According to Maley, the county's proposal is much different from the former Collingswood-Woodlynne agreement.
"This (potential county agreement) would be on a larger scale," said Maley. "The Woodlynne agreement was for shared police, fire and housing code services. And it really fell apart when Woodlynne decided they didn't want to be involved with fire or housing services."
At that point, Maley said the borough decided it wasn't worth trying to share police services only.
"We never went into it (the Woodlynne agreement) to save money. We went into it to increase our public safety," said Maley.
But despite the previous failure, Maley made apparent that Camden County's shared-services proposal isn't falling on deaf ears.
"But because that (Woodlynne agreement) didn't work, it is not a reason for us to never discuss it again," he said.
Maley even provided an analogy as to why it's important that shared services be considered.

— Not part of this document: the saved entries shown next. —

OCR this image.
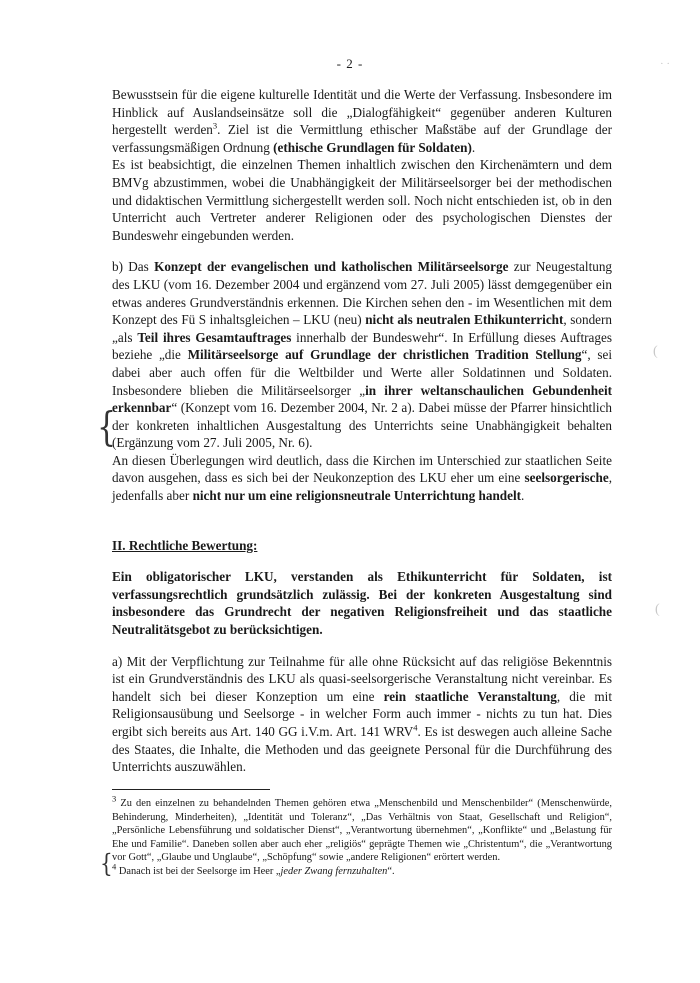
- 2 -

Bewusstsein für die eigene kulturelle Identität und die Werte der Verfassung. Insbesondere im Hinblick auf Auslandseinsätze soll die „Dialogfähigkeit“ gegenüber anderen Kulturen hergestellt werden$^3$. Ziel ist die Vermittlung ethischer Maßstäbe auf der Grundlage der verfassungsmäßigen Ordnung (ethische Grundlagen für Soldaten).

Es ist beabsichtigt, die einzelnen Themen inhaltlich zwischen den Kirchenämtern und dem BMVg abzustimmen, wobei die Unabhängigkeit der Militärseelsorger bei der methodischen und didaktischen Vermittlung sichergestellt werden soll. Noch nicht entschieden ist, ob in den Unterricht auch Vertreter anderer Religionen oder des psychologischen Dienstes der Bundeswehr eingebunden werden.

b) Das Konzept der evangelischen und katholischen Militärseelsorge zur Neugestaltung des LKU (vom 16. Dezember 2004 und ergänzend vom 27. Juli 2005) lässt demgegenüber ein etwas anderes Grundverständnis erkennen. Die Kirchen sehen den - im Wesentlichen mit dem Konzept des Fü S inhaltsgleichen – LKU (neu) nicht als neutralen Ethikunterricht, sondern „als Teil ihres Gesamtauftrages innerhalb der Bundeswehr“. In Erfüllung dieses Auftrages beziehe „die Militärseelsorge auf Grundlage der christlichen Tradition Stellung“, sei dabei aber auch offen für die Weltbilder und Werte aller Soldatinnen und Soldaten. Insbesondere blieben die Militärseelsorger „in ihrer weltanschaulichen Gebundenheit erkennbar“ (Konzept vom 16. Dezember 2004, Nr. 2 a). Dabei müsse der Pfarrer hinsichtlich der konkreten inhaltlichen Ausgestaltung des Unterrichts seine Unabhängigkeit behalten (Ergänzung vom 27. Juli 2005, Nr. 6).

An diesen Überlegungen wird deutlich, dass die Kirchen im Unterschied zur staatlichen Seite davon ausgehen, dass es sich bei der Neukonzeption des LKU eher um eine seelsorgerische, jedenfalls aber nicht nur um eine religionsneutrale Unterrichtung handelt.

II. Rechtliche Bewertung:

Ein obligatorischer LKU, verstanden als Ethikunterricht für Soldaten, ist verfassungsrechtlich grundsätzlich zulässig. Bei der konkreten Ausgestaltung sind insbesondere das Grundrecht der negativen Religionsfreiheit und das staatliche Neutralitätsgebot zu berücksichtigen.

a) Mit der Verpflichtung zur Teilnahme für alle ohne Rücksicht auf das religiöse Bekenntnis ist ein Grundverständnis des LKU als quasi-seelsorgerische Veranstaltung nicht vereinbar. Es handelt sich bei dieser Konzeption um eine rein staatliche Veranstaltung, die mit Religionsausübung und Seelsorge - in welcher Form auch immer - nichts zu tun hat. Dies ergibt sich bereits aus Art. 140 GG i.V.m. Art. 141 WRV$^4$. Es ist deswegen auch alleine Sache des Staates, die Inhalte, die Methoden und das geeignete Personal für die Durchführung des Unterrichts auszuwählen.

$^3$ Zu den einzelnen zu behandelnden Themen gehören etwa „Menschenbild und Menschenbilder“ (Menschenwürde, Behinderung, Minderheiten), „Identität und Toleranz“, „Das Verhältnis von Staat, Gesellschaft und Religion“, „Persönliche Lebensführung und soldatischer Dienst“, „Verantwortung übernehmen“, „Konflikte“ und „Belastung für Ehe und Familie“. Daneben sollen aber auch eher „religiös“ geprägte Themen wie „Christentum“, die „Verantwortung vor Gott“, „Glaube und Unglaube“, „Schöpfung“ sowie „andere Religionen“ erörtert werden.

$^4$ Danach ist bei der Seelsorge im Heer „jeder Zwang fernzuhalten“.

{
{
(
(
· ·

"This is very hard, and there are a lot of emotional issues involved—like people who are concerned about their safety, their jobs and the livelihood of their communities," said Maley. "But it's kind of like growing old. I don't really want to look at it, but it's happening, it's inevitable, and you really have to look at the issues and address them. And the longer we don't address it, the worse it's going to get."
According to Freeholder Director Cappelli, Camden County officials will hold a meeting for the mayors, police chiefs and fire chiefs of county municipalities on Feb. 1 in Gloucester Township.
Cappelli said that while officials from every municipality have been invited, it is not mandatory for them to appear. If a countywide police and fire service were, in fact, implemented, Capelli said municipalities would be able to choose whether or not to take part.
"During this meeting, we'll gather information from all the mayors and see what interest they may or may not have in it," said Cappelli. "And even if it's just one single town that signs up, we will most definitely form a county police department. Because if we start with one town, in these economic times, it's likely that others would join."
In front of about 45 people who'd gathered in Collingswood Community Center Tuesday night, Maley spoke of a need for consolidation that has risen over time.
"We are through saving nickels and dimes. It's purely a matter of numbers now, and it comes down to personnel," Maley said of how economic hardships have led to reducing public safety personnel. "I've been doing this for over 20 years. I've been here as we expanded our police department, I've been here when we extended our emergency services to 24 hours, but we're at a point where we are no longer able to afford it."